Demografia imprese. Saldo 2022 in rosso, le parole del Presidente Pirali


Nei giorni scorso la Camera di Commercio Monte Rosa Laghi Alto Piemonte ha diffuso i dati relativi alla demografia imprese 2022. Il saldo è leggermente in rosso, con Novara unica provincia di quadrante in attivo (+0.35%). Lieve flessione per la provincia di Biella, che si attesta a -0.69%.

Fanalino di coda il VCO che fa registrare un più significativo -1.18%. Il dato complessivo di quadrante è anch’esso in leggera contrazione (-0.24%), contrastando, però, con quello regionale e nazionale, rispettivamente +0.25% e +0.79%.

Nel dettaglio, il 2022 ha fatto registrare la nascita di 3.522 nuove imprese a fronte di 4.830 cessazioni. Sulla base di questi numeri, sono 73.301 le attività complessivamente registrate nelle quattro province che compongono il quadrante.

«Come ci aspettavamo – commenta Gionata Pirali, Presidente di CNA Biella –, anche per il 2022 il recente report sull’andamento demografico redatto dalla nostra Camera di Commercio di quadrante, non porta dati incoraggianti. La Camera di Commercio Monte Rosa Laghi Alto Piemonte registra, infatti, 4.830 cessazioni a fronte di 3.522 imprese neocostituite. Questi dati negativi, ovviamente, sono confermati anche per la nostra Provincia che perde complessivamente 1.105 imprese. Da diversi anni, purtroppo, vediamo tassi di decrescita sul registro imprese e il clima non può più essere registrato come di incertezza, bensì come di contrazione sistemica.
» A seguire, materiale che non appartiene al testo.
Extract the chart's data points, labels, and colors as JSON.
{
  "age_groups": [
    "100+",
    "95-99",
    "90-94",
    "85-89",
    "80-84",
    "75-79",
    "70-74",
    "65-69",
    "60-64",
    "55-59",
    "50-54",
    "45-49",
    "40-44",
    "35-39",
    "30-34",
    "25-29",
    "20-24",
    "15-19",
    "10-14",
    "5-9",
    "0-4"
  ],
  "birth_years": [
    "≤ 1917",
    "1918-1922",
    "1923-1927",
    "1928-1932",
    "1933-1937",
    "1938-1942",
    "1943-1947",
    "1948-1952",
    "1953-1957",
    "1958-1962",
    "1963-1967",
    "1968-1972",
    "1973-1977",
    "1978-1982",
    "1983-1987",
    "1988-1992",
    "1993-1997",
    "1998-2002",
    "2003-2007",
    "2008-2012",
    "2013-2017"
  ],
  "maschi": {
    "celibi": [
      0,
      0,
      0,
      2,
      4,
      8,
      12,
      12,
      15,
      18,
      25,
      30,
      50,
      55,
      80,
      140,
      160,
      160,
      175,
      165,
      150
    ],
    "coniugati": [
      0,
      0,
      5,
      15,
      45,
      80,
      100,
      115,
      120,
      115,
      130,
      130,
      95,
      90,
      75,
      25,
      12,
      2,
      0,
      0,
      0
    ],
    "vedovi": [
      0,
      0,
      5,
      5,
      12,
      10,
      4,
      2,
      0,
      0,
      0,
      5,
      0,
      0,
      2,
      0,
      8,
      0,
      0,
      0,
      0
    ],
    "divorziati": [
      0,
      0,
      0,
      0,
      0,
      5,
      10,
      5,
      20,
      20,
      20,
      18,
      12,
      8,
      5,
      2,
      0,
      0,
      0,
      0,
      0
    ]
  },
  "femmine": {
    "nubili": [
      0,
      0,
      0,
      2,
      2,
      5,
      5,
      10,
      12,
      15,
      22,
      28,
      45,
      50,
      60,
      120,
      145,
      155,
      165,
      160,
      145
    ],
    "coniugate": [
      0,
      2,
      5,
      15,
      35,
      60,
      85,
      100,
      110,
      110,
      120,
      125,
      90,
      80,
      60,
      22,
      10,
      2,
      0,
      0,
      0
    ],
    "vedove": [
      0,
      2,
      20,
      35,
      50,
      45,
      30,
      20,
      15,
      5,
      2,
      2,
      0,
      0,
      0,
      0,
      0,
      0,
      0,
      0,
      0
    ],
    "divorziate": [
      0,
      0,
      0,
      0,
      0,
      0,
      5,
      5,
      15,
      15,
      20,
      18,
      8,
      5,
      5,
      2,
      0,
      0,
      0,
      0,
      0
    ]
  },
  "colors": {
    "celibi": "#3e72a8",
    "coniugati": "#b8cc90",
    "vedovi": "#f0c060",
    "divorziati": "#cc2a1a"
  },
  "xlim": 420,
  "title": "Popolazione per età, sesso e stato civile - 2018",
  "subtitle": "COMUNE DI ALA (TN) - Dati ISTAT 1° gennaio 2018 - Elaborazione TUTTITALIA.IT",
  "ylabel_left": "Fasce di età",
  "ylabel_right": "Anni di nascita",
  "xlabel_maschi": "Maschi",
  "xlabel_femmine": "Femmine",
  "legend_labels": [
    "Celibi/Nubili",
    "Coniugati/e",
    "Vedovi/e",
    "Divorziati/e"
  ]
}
Sono anni che la nostra Associazione è al fianco delle nostre imprese per cercare di supportarle nelle molteplici difficoltà quotidiane, ma appare ormai chiaro a tutti che le dinamiche economiche mondiali non lasciano al comparto imprenditoriale la possibilità di programmare i propri investimenti per il futuro».

«Se poi relazioniamo i dati camerali con la rilevazione annuale promossa dall’osservatorio di CNA Piemonte dal titolo “Monitor piccole imprese” lo scenario appare più chiaro – continua Pilali -. Le percezioni delle PMI biellesi portano al titolo della rilevazione di questo anno ossia “Una crescita DOP: discendente, orizzontale, pragmatica”. In un contesto globale che vede evidenti difficoltà economiche dovute ad una coda della crisi sanitaria a cui si somma l’aumento dei costi energetici, le nostre imprese non stimano una forte ripresa nel breve termine ma soprattutto si distaccano dalle soluzioni adottate in altri territori, risultate efficaci, come ad esempio le aggregazioni d’impresa e l’apertura verso mercati internazionali».

«Risulta chiaro che le esigenze e le manovre correttive per reggere a queste “tempeste” economiche sono da parametrare alle dimensioni aziendali, e i “piccoli” hanno molte più difficoltà a trovare forme aggregative efficaci. Questo atteggiamento, però, porta con sé la conseguenza che, nel medio periodo, si vedrà una ulteriore contrazione dei margini di redditività e una sostanziale mancanza di innovazione ed investimenti. Per riuscire ad invertire questa tendenza, le piccole imprese hanno bisogno di aggregarsi mantenendo le autonomie individuali. Tutto ciò va fatto velocemente, semplificando i processi e la burocrazia, cercando di prevedere la possibilità di affiancarci incentivi o sgravi fiscali. Seppur ad oggi lo scenario delle piccole realtà economiche non sia molto incoraggiante, CNA lavora e lavorerà per far sì che le nostre imprese non pensino ad un futuro che sia una sostanziale previsione di ritorno al passato, bensì una visione del domani positiva e di crescita; è giunto il momento di invertire la tendenza e cambiare quel segno», conclude il Presidente di CNA Biella.